Use vector similarity for zero-shot or few-shot classification:

    # Store labeled examples
    VADD classifier FP32 <embedding> "spam:ex1" SETATTR '{"label": "spam"}'
    VADD classifier FP32 <embedding> "ham:ex1" SETATTR '{"label": "ham"}'

    # Classify new item by nearest neighbors
    VSIM classifier FP32 <new_item_embedding> COUNT 5 WITHATTRIBS

Majority vote among k-nearest neighbors determines the label.

## LLM Token Streaming

For real-time LLM response display, use Redis Streams to decouple generation from delivery:

    # LLM service writes tokens as they're generated
    XADD llm:stream:session123 * event token content "The"
    XADD llm:stream:session123 * event token content " answer"
    XADD llm:stream:session123 * event token content " is"
    XADD llm:stream:session123 * event complete content ""

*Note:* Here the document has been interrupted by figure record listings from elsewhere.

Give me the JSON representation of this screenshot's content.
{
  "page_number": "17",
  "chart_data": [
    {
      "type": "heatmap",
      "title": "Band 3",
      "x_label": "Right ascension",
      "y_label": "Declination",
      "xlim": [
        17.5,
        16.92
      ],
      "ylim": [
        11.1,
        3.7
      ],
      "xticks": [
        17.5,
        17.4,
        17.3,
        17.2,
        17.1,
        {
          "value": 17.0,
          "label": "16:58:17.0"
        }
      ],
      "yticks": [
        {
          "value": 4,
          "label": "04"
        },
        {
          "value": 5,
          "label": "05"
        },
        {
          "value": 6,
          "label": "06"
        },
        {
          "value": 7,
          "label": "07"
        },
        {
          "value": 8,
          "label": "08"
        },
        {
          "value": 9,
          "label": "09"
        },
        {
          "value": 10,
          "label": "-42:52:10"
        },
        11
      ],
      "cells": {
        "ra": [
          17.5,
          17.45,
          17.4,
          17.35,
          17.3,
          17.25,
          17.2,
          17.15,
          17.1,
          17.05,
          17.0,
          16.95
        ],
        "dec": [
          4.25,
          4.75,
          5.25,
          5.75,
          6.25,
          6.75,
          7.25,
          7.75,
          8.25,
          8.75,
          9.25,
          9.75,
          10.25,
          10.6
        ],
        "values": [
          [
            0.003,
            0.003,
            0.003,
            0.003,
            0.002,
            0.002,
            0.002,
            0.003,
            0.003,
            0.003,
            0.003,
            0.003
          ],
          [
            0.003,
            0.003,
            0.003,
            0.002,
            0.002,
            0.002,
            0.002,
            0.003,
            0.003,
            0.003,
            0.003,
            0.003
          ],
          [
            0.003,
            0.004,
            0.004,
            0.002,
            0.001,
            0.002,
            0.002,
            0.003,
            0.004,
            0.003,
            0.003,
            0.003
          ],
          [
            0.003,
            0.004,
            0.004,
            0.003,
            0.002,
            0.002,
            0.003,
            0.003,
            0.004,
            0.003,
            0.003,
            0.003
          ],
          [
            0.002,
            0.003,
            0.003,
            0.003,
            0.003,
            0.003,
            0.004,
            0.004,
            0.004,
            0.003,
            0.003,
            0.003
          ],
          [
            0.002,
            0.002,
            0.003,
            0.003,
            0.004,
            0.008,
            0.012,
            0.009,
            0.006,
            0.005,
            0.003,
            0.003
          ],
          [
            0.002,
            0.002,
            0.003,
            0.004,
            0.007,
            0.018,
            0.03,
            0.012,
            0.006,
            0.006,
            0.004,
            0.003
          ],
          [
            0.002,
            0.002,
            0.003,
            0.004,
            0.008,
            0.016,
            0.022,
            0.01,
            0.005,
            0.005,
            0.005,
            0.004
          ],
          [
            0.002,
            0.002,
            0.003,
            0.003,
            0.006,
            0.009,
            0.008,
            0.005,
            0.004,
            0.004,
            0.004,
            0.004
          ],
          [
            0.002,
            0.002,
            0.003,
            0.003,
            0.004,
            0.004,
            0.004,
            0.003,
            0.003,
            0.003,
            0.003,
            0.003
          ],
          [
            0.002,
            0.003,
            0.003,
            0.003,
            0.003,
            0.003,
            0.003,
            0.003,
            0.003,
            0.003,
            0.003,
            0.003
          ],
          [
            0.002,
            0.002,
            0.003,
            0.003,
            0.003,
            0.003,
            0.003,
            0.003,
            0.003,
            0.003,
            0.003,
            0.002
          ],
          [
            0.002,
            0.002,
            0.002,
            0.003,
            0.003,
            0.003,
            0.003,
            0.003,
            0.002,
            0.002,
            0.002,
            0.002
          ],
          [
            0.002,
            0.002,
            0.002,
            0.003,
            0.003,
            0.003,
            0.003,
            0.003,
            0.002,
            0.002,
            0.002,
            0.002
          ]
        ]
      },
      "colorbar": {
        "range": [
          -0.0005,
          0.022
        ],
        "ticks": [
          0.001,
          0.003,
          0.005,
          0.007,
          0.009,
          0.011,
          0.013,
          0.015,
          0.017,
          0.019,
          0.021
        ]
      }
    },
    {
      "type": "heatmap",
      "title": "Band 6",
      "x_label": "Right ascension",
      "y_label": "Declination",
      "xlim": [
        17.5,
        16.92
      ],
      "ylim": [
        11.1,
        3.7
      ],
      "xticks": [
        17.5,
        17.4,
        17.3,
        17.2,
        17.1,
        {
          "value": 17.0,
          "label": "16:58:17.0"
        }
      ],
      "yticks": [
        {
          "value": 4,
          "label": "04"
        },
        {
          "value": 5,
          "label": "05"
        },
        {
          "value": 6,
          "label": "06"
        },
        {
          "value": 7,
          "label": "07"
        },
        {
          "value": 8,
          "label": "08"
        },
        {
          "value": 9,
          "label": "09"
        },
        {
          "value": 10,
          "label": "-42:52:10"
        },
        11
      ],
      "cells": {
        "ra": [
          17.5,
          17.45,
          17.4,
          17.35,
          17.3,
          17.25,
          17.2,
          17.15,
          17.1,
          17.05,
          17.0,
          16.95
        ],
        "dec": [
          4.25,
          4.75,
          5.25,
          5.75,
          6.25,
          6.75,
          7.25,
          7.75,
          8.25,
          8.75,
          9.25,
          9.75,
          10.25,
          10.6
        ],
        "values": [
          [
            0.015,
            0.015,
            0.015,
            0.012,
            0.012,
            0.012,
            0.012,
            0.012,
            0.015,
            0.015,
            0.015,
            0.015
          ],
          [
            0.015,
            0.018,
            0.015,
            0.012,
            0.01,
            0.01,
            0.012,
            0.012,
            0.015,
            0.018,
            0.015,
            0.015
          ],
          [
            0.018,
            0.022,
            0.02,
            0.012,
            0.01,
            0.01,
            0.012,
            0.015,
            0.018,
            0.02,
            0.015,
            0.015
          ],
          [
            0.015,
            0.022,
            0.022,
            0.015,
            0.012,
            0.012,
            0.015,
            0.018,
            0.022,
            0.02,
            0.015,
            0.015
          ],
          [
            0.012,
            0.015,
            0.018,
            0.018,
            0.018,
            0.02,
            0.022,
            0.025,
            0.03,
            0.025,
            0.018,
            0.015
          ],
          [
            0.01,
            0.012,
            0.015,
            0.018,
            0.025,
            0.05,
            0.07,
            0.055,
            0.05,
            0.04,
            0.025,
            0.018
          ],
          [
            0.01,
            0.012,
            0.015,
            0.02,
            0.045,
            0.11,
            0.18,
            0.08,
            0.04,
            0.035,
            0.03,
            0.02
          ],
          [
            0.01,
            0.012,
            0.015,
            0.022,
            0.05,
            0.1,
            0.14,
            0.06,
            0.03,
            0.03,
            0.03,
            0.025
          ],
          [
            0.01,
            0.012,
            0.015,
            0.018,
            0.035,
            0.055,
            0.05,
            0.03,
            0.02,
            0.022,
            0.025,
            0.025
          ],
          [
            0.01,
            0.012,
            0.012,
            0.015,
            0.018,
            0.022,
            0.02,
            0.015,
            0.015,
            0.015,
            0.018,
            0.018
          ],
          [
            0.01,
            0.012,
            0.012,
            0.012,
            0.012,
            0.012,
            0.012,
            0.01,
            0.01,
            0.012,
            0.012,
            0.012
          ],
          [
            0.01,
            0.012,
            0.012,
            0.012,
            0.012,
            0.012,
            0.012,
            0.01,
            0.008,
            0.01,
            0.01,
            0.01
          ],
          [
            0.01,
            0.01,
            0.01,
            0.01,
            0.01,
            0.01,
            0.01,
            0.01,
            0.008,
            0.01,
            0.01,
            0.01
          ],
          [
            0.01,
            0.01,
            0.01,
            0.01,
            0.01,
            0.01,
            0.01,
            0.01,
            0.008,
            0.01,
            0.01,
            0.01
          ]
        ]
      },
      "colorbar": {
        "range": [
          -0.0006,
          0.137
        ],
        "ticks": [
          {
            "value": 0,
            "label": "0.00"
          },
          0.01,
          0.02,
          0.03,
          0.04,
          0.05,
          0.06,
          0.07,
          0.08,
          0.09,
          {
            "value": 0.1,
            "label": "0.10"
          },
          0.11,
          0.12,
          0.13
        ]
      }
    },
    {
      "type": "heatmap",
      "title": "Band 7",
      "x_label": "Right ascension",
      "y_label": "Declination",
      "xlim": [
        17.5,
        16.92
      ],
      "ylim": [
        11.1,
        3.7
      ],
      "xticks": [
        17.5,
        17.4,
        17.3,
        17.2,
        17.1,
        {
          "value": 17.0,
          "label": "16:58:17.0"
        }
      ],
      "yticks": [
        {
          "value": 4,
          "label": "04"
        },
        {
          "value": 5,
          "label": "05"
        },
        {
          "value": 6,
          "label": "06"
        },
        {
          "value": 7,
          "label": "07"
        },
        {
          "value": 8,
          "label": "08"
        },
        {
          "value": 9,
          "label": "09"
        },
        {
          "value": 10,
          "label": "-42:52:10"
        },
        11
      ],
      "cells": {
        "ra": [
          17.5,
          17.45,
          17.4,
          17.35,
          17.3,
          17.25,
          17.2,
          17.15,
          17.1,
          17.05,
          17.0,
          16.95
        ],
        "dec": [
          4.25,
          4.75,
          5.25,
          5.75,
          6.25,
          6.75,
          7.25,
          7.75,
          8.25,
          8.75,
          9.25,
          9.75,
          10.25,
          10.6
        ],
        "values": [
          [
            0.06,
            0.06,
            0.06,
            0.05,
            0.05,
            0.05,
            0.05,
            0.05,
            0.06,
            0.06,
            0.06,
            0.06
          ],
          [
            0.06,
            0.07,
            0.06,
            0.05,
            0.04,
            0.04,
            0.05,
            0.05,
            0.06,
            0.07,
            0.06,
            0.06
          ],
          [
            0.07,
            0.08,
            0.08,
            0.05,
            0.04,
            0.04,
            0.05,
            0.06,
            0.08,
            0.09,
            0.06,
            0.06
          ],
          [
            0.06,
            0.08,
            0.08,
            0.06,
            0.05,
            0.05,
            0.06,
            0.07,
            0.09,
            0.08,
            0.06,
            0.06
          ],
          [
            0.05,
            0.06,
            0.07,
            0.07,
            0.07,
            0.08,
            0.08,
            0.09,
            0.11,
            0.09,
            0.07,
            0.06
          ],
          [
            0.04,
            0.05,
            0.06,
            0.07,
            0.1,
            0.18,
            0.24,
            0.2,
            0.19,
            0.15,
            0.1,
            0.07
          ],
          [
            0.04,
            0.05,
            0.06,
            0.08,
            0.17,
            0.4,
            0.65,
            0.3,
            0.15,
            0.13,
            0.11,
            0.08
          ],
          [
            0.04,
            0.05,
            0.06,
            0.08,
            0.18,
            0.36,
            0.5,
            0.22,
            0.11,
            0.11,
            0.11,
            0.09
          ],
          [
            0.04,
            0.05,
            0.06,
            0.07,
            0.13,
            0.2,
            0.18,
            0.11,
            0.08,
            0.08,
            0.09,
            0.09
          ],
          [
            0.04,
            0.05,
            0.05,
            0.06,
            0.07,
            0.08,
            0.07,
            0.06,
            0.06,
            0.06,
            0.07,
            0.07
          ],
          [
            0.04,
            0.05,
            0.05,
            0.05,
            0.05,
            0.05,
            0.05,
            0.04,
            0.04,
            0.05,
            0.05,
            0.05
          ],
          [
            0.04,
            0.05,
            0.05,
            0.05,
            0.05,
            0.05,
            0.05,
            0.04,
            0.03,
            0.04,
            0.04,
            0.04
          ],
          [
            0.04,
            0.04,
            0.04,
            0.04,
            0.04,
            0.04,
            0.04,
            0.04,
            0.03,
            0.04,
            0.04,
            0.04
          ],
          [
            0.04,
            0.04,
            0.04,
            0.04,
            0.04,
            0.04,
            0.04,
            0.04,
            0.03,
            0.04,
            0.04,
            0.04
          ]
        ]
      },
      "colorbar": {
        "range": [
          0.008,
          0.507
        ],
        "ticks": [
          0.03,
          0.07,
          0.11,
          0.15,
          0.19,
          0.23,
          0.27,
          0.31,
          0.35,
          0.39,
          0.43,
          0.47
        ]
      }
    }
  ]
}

    # Frontend reads from the Stream
    XREAD BLOCK 5000 STREAMS llm:stream:session123 $

Benefits:
- Multiple frontends can read the same stream
- Handles reconnection gracefully (resume from last-seen ID)
- Decouples slow LLM inference from client delivery

## Memory and Performance

### Embedding Dimensions

Common embedding model dimensions:
- OpenAI text-embedding-3-small: 1536 dimensions
- OpenAI text-embedding-3-large: 3072 dimensions (or reduced)
- Sentence transformers: 384-768 dimensions
- Cohere embed-v3: 1024 dimensions

### Memory Estimation

With default int8 quantization (Q8):
- 1536-dim vector ≈ 1.5KB per element (including graph overhead)
- 1 million documents ≈ 1.5GB

### Quantization for Scale

The default int8 quantization (Q8) provides 4x memory reduction with minimal recall loss (~96%):

    # Q8 is the default - no flag needed
    VADD docs:index FP32 <embedding> "doc:1" ...

For full precision when recall is critical:

    # Store without quantization
    VADD docs:index NOQUANT FP32 <embedding> "doc:1" ...

## Distance Metrics

Vector Sets use cosine similarity (normalized on insertion). This matches most text embedding models which produce direction-oriented embeddings.

For models that produce L2-normalized embeddings (OpenAI, Cohere), cosine similarity and dot product are equivalent.

## Source

Redis Vector Sets documentation and AI application patterns from production deployments.